Inspection techniques

What is this method?

Visual Inspection is particularly effective detecting macroscopic flaws, such as poor welds. Many welding flaws are macroscopic: crater cracking, undercutting, slag inclusion, incomplete penetration welds, and Essentially, visual inspection should be performed the way that one would inspect a new car prior to delivery, etc. Bad welds or joints, missing fasteners or components, poor fits, wrong dimensions, improper surface finish, delamination’s in coatings, large cracks, cavities, dents, inadequate size, wrong parts, lack of code approval stamps and similar proofs of testing.

Why is this method?
  1. To collect information regarding the performance of the product with established standards for the use of engineering production, purchasing and quality control etc.
  2. To sort out poor quality of manufactured product and thus to maintain standards.
  3. To establish and increase the reputation by protecting customers from receiving poor quality products.
  4. Detect source of weakness and failure in the finished products and thus check the work of designer.
When is this method used?

Many studies across all industries have demonstrated that there is a cost and time ratio for development: production: delivery of 1:10:100. It means each error will cost 10 times more (in dollars and in time) to fix in production than it would to fix in development, and 100 times more if the error reaches the customer.

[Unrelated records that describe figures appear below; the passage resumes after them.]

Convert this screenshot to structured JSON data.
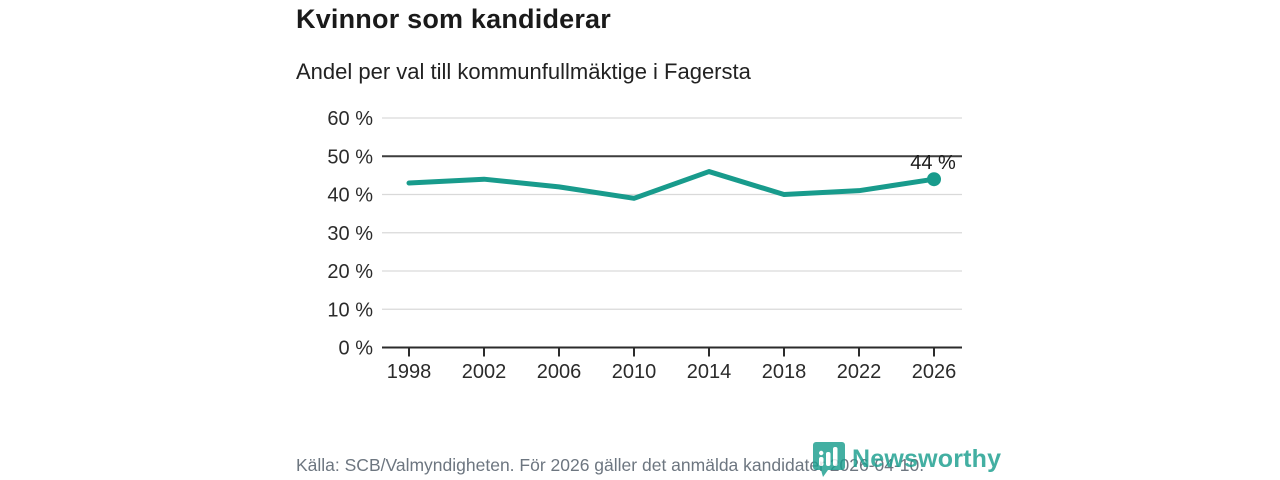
{
  "header": {
    "title": "Kvinnor som kandiderar",
    "subtitle": "Andel per val till kommunfullmäktige i Fagersta"
  },
  "chart_data": {
    "type": "line",
    "title": "Kvinnor som kandiderar",
    "subtitle": "Andel per val till kommunfullmäktige i Fagersta",
    "categories": [
      "1998",
      "2002",
      "2006",
      "2010",
      "2014",
      "2018",
      "2022",
      "2026"
    ],
    "values": [
      43,
      44,
      42,
      39,
      46,
      40,
      41,
      44
    ],
    "unit": "%",
    "ylim": [
      0,
      60
    ],
    "y_ticks": [
      0,
      10,
      20,
      30,
      40,
      50,
      60
    ],
    "y_tick_suffix": " %",
    "grid": true,
    "reference_line_y": 50,
    "last_value_label": "44 %",
    "line_color": "#189b8c",
    "point_color": "#189b8c",
    "legend": "none"
  },
  "footer": {
    "source": "Källa: SCB/Valmyndigheten. För 2026 gäller det anmälda kandidater 2026-04-10."
  },
  "brand": {
    "label": "Newsworthy",
    "color": "#1b9e8e",
    "icon": "newsworthy-chart-bubble-icon"
  }
}
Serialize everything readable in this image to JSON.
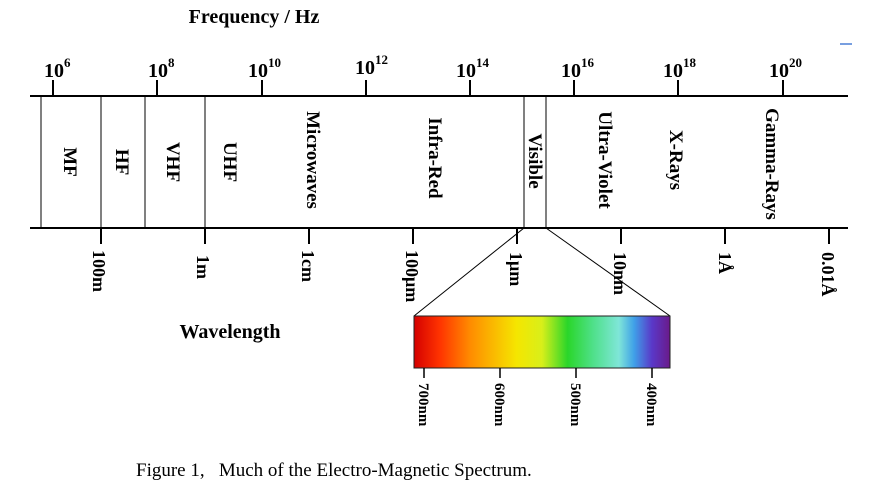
{
  "frequency_axis": {
    "title": "Frequency / Hz",
    "ticks": [
      {
        "base": "10",
        "exp": "6"
      },
      {
        "base": "10",
        "exp": "8"
      },
      {
        "base": "10",
        "exp": "10"
      },
      {
        "base": "10",
        "exp": "12"
      },
      {
        "base": "10",
        "exp": "14"
      },
      {
        "base": "10",
        "exp": "16"
      },
      {
        "base": "10",
        "exp": "18"
      },
      {
        "base": "10",
        "exp": "20"
      }
    ]
  },
  "bands": [
    "MF",
    "HF",
    "VHF",
    "UHF",
    "Microwaves",
    "Infra-Red",
    "Visible",
    "Ultra-Violet",
    "X-Rays",
    "Gamma-Rays"
  ],
  "wavelength_axis": {
    "title": "Wavelength",
    "ticks": [
      "100m",
      "1m",
      "1cm",
      "100μm",
      "1μm",
      "10nm",
      "1Å",
      "0.01Å"
    ]
  },
  "visible_spectrum": {
    "ticks": [
      "700nm",
      "600nm",
      "500nm",
      "400nm"
    ],
    "colors": [
      "#d40000",
      "#ff3300",
      "#ff8c00",
      "#f5e600",
      "#d8ef1a",
      "#2ad62a",
      "#4fe08a",
      "#7fe6d8",
      "#3fa0e8",
      "#5a38c8",
      "#6a1a8a"
    ]
  },
  "caption": "Figure 1,   Much of the Electro-Magnetic Spectrum.",
  "colors": {
    "line": "#000000",
    "accent_dash": "#4a7fd6"
  }
}
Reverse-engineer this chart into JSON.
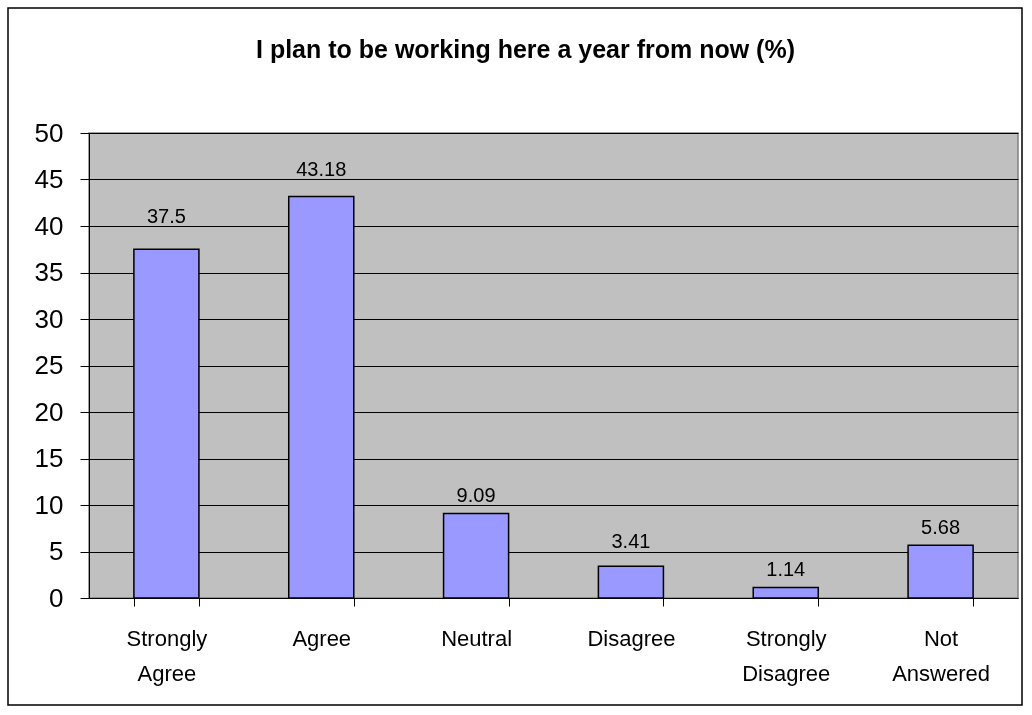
{
  "chart_data": {
    "type": "bar",
    "title": "I plan to be working here a year from now (%)",
    "categories": [
      "Strongly Agree",
      "Agree",
      "Neutral",
      "Disagree",
      "Strongly Disagree",
      "Not Answered"
    ],
    "values": [
      37.5,
      43.18,
      9.09,
      3.41,
      1.14,
      5.68
    ],
    "color": "#9999ff",
    "ylim": [
      0,
      50
    ],
    "yticks": [
      0,
      5,
      10,
      15,
      20,
      25,
      30,
      35,
      40,
      45,
      50
    ],
    "grid": "y",
    "data_labels": true
  }
}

That’s why checking quality only at the end of production is very risky. But you don’t have to wait until everything is done.

There are mainly three tools at the disposal of buyers, to check on the quality of their suppliers’ products. Each buyer should try to choose the solution(s) that best fit(s) her needs.

  1. Pre-production inspection (a.k.a. “initial production inspection”)
  2. During production inspection (a.k.a. “in-line” or “in-process” inspection)
  3. Final random inspection (a.k.a. “pre-shipment inspection”)
Roles and responsibilities:

The quality inspector usually follows a pre-established checklist that is based on the product specifications. Inspected products can be the components used for production, semi-finished goods, or (most often) finished goods before shipment to a customer.

The ISO 2859 standard (derived from MIL-STD 105 E) defines an inspection as an “activity such as measuring, examining, testing, or gauging one or more characteristics of a product or service, and comparing the results with specified requirements to establish whether conformity is achieved for each characteristic”.